Stendiamo un velo sulle vicende ultime e recenti della Lega. Insistere sarebbe come “pikàgk a vun che caga”. L’espressione è pittoresca ma letteraria, ripresa da uno scrittore autoctono, Piero Chiara da Luino (si veda a pagina 36 di “Il piatto piange” nell’edizione Oscar Mondadori del 1978). Certo, gli scandali della “Family” bossiana hanno contribuito la loro parte alla mostruosa débacle elettorale, tuttavia si può a buon diritto considerare che, nonostante l’elettorato tradizionale – il cosiddetto “zoccolo duro” – abbia continuato fideisticamente a porre la crocetta sul simbolo del Carroccio, a venir meno stavolta sia stato l’elettorato di opinione, il quale elettorato o è rimasto a casa o ha preferito percorrere nuove e grilline strade.

Il costituzionalista Michele Ainis ha scritto un illuminante articolo sul Corriere della Sera: in Italia esiste anche la “sindrome da ventennio”. Cioè, vent’anni dopo un regime – e più a ragione se questo ci ha trascinato nel baratro o sul bordo di esso, promettendo l’impromettibile – ci si stanca e si passa ad altro; il riferimento più diretto, ovviamente, è quello al ventennio fascista. La Lega Nord-Lega lombarda per l’indipendenza della Padania i vent’anni di regime (specie nel Varesotto) li ha già toccati o li sta toccando; Berlusconi (sempreché non s’inventi qualcosa di nuovo e di diverso) è sceso in campo diciott’anni fa.

Ora, considerato che il compito di Bobo Maroni – a giudizio della maggior parte l’uomo destinato a prendere il testimone dalle mani di un affaticato Umberto Bossi e a guidare la nuova Lega – ogni giorno che passa appare sempre più difficile, si notano alcune grosse contraddizioni nel movimento.

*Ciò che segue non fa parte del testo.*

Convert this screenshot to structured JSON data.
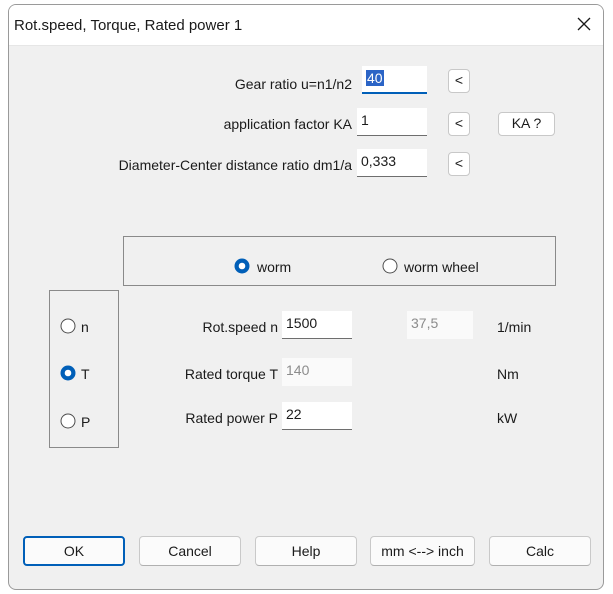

Per esempio: alcuni dei giovani leghisti rampanti, tutti maroniani, anche a Varese, affermano che per rilanciare il Carroccio bisogna ripartire dal federalismo; d’altra parte Bobo Maroni ha detto che sul federalismo la Lega ha fallito.

Non v’è ragione di dubitare delle parole di Bobo Maroni che, negli ultimi diciott’anni, nei governi di Berlusconi che si sono via via succeduti è stato ministro dell’interno (due volte) e ministro del lavoro e delle politiche sociali. Altri capi del leghismo hanno ricoperto dicasteri importantissimi: Umberto Bossi è stato ministro delle riforme per il federalismo, Francesco Speroni fu ministro delle riforme, Giancarlo Pagliarini ministro del bilancio, Roberto Castelli ministro della giustizia, Roberto Calderoli è stato ministro delle riforme istituzionali e della devoluzione e poi ministro della semplificazione… Bè se non ci sono riusciti loro a dare il federalismo agli italiani, se – come dice Maroni – sul federalismo la Lega ha fallito, com’è possibile pensare che vi riescano adesso o in un prossimo futuro, quando il ritorno al governo del Paese, per loro stessa ammissione e scelta, è sempre più improbabile?

Ritirarsi sdegnosamente in Padania (ma dove, esattamente?) non sembra nemmeno la decisione più giusta e opportuna, visto che – si legge ogni tanto – nemmeno è da escludere un riabbraccio con Silvio Berlusconi, pena la scomparsa dall’orbe terracqueo politico (e rimborsabile). E del tutto chimeriche o provocatorie o dettate dal mero auspicio di sopravvivenza appaiono l’istituzione di macro (o micro) regioni insubriche, l’emissione di monete locali (?), visioni secessionistiche forse addirittura ancora capeggiate da un Bossi che, al momento, ha ben altri pensieri; in famiglia e no.

Il Carroccio sta marciando alla cieca. La Padania sembra quasi la famosa, utopistica ridotta valtellinese entro la quale, negli ultimi mesi di guerra, Mussolini voleva difendere sé stesso e il fascismo repubblichino. Ma, come ha scritto bene Ainis, c’è la sindrome del ventennio da superare. E infine bisogna vincere un’altra legge… imbattibile: il tempo che passa, i tramonti, gli uomini che non solo si stancano ma inesorabilmente invecchiano, sfumando nei titoli di coda come i desideri o i sogni.